Research Areas

Our areas of research include AI and Data Engineering, especially their meeting points, where we design, develop and study AI and traditional systems to work with large and complex data.

Check out our main fields and their founded projects below, or visit the Publications page to see our published papers for a detailed, academical view of our work.

Research Area

Data-Centric AI

We develop machine learning methods designed for real-world data, where noise, scarcity, heterogeneity, and limited annotation represent the main bottlenecks. Our research focuses on improving the quality and usability of data throughout the learning pipeline.


Research Area

Natural Language Understanding & Knowledge Graph Enrichment

We study methods for extracting, structuring, and enriching knowledge from unstructured and semi-structured data by combining machine learning, large language models, and symbolic representations. Our work includes natural language understanding, entity and relation extraction, knowledge graph enrichment, and hybrid approaches that integrate statistical and symbolic reasoning.


Research Area

Interpretable AI

We investigate models and methodologies that make machine learning systems more transparent, understandable, and trustworthy. Our work focuses on interpretable representations, explainability, and decision-support settings in which model behavior must be communicated clearly to human users.

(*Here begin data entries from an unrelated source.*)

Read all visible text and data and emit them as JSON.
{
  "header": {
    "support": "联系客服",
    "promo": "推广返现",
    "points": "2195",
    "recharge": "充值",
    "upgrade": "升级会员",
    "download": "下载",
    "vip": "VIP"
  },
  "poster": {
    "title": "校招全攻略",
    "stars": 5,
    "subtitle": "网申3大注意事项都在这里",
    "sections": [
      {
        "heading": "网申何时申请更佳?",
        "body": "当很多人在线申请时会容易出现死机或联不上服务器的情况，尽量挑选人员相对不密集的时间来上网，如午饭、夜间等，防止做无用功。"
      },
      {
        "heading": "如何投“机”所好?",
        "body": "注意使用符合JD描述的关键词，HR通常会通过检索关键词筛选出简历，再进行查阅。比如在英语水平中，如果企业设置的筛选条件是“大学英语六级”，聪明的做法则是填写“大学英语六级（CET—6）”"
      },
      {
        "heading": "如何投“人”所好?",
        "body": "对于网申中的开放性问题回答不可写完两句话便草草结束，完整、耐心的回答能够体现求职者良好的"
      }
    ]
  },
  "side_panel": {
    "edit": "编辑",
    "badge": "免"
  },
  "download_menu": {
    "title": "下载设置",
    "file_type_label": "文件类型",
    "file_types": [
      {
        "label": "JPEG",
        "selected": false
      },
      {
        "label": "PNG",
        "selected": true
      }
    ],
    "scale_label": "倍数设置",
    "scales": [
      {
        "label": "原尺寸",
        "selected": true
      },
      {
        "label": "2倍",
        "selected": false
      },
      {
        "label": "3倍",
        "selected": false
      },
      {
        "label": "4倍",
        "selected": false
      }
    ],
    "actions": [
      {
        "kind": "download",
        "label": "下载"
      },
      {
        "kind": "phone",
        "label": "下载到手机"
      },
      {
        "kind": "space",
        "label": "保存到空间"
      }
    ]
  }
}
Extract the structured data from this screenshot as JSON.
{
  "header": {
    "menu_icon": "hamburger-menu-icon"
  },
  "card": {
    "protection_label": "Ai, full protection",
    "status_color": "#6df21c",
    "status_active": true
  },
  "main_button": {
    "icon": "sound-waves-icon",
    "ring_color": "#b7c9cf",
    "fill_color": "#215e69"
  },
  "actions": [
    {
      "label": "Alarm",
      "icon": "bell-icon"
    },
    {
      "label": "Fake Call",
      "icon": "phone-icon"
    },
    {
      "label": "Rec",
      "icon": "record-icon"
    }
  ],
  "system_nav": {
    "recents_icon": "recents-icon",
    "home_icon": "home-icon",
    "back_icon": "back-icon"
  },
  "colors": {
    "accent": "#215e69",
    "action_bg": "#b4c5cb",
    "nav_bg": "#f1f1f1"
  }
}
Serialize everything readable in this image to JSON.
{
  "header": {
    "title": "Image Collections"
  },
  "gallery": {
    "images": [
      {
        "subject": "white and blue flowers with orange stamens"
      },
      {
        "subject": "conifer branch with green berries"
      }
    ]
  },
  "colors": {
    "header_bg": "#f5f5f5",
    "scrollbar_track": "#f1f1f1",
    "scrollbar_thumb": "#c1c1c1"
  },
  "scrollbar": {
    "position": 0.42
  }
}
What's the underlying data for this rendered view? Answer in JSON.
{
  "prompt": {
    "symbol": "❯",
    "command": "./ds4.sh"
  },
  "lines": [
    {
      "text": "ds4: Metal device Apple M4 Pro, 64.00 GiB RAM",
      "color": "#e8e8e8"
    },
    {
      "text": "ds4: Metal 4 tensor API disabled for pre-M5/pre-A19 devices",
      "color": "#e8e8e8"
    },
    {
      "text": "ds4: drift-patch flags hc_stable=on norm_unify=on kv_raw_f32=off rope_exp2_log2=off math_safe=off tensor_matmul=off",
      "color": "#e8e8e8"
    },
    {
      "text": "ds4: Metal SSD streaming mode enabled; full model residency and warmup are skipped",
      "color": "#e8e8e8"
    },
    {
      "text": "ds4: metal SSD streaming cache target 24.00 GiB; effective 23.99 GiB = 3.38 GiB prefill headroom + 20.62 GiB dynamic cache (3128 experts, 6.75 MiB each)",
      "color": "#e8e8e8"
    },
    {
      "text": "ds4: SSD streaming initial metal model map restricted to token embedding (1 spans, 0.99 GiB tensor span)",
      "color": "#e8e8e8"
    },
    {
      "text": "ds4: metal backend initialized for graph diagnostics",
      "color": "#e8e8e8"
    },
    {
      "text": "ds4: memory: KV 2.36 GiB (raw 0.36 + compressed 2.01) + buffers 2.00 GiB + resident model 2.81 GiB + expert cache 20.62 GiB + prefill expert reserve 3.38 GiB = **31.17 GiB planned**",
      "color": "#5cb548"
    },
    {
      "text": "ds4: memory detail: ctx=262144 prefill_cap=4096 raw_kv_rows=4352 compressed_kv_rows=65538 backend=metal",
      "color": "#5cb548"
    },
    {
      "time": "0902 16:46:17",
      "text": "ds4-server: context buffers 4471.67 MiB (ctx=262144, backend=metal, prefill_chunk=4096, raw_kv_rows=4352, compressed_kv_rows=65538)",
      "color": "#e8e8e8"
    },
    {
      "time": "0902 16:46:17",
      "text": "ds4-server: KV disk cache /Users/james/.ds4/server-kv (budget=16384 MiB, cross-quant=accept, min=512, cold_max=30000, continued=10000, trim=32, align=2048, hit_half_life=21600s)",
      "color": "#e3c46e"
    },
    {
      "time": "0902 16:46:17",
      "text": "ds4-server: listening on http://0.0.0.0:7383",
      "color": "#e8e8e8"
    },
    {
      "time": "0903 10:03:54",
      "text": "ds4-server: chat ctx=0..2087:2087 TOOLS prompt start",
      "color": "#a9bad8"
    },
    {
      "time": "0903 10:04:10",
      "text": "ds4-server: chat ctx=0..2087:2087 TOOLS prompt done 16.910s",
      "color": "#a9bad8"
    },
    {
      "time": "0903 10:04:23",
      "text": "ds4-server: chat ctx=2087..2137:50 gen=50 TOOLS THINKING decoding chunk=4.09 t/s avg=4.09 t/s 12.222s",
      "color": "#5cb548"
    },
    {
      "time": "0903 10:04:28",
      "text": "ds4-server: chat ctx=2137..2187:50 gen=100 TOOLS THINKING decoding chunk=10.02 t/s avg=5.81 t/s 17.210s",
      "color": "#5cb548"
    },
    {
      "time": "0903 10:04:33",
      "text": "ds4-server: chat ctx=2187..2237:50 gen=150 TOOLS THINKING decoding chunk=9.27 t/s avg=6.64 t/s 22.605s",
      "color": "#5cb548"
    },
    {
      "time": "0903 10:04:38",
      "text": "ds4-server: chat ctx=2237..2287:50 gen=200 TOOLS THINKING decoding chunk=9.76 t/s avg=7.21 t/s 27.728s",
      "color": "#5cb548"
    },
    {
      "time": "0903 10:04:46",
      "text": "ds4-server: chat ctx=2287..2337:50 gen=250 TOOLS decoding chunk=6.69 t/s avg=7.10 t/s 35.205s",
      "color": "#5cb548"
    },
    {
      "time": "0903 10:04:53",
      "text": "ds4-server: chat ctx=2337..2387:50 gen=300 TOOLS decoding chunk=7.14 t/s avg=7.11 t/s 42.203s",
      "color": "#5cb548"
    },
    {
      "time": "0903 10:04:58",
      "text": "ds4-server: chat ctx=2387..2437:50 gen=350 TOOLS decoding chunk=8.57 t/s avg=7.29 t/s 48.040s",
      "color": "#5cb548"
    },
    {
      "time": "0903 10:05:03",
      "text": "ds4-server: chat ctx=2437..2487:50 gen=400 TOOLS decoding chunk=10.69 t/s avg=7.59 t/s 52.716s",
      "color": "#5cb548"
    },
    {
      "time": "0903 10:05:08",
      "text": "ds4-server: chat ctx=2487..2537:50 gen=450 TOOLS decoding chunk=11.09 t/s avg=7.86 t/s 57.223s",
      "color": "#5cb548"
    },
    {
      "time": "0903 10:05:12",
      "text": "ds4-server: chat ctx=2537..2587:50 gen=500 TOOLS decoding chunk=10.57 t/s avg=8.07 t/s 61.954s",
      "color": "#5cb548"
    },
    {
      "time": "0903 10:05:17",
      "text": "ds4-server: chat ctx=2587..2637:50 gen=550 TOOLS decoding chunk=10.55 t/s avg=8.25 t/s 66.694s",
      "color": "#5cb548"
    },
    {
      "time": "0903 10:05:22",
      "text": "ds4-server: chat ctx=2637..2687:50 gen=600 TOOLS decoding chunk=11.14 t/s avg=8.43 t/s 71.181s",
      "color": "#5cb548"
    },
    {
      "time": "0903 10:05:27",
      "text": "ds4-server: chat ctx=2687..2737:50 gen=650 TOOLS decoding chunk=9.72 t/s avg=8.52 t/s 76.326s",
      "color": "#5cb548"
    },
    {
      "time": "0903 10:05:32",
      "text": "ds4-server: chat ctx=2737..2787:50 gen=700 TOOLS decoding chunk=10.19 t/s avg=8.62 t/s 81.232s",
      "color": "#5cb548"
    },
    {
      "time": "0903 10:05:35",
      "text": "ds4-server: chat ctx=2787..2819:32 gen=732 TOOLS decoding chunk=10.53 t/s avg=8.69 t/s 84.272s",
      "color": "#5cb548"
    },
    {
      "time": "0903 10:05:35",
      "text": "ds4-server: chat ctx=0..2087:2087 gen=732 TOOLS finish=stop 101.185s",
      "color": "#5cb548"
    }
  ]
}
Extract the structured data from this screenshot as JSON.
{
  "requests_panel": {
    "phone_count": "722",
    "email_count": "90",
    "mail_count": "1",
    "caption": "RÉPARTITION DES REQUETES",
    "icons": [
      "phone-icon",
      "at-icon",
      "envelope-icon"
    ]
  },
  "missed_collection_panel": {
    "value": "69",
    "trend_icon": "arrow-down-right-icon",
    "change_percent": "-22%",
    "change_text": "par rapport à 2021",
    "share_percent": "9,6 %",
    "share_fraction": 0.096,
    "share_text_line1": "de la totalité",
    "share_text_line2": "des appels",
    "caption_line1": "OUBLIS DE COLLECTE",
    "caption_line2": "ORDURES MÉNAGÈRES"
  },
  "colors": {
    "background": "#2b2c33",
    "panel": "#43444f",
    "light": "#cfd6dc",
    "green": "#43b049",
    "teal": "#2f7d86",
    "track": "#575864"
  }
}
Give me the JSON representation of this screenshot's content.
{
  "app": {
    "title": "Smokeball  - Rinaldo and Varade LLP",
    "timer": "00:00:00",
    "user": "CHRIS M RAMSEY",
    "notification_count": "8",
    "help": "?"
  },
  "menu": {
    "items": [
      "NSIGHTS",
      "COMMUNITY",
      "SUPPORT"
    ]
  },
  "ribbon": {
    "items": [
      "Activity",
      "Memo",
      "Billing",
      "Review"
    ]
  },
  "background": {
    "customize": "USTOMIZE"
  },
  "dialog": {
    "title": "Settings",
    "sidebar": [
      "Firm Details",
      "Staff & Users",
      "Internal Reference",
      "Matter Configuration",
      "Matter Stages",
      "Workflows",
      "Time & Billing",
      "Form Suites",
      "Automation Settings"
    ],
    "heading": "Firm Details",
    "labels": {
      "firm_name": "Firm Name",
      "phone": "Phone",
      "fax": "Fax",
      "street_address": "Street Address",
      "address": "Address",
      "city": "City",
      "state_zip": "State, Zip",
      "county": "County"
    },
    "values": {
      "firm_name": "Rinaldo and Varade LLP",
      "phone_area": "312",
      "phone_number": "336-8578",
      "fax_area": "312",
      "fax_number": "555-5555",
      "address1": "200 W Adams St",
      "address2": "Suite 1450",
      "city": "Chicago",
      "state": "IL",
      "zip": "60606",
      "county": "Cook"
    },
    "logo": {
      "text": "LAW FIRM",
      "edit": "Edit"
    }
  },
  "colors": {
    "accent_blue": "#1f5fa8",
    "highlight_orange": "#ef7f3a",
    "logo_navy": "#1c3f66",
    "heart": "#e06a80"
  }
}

A key component of this research is Symbolic Regression, a machine learning approach that automatically discovers mathematical expressions to model data.


Research Area

Information Sharing, Interoperability, and Retrieval

We study methods for integrating, organizing, and retrieving heterogeneous information across distributed and complex environments. This includes semantic interoperability, information access, and techniques for supporting collaboration and knowledge exchange across systems and domains.


Research Area

Non-Conventional Data Management

We also work on data management approaches for complex, heterogeneous, and non-traditional data settings, including scenarios in which standard relational assumptions are insufficient. This line of research provides methodological foundations for several of the group’s applied and interdisciplinary activities.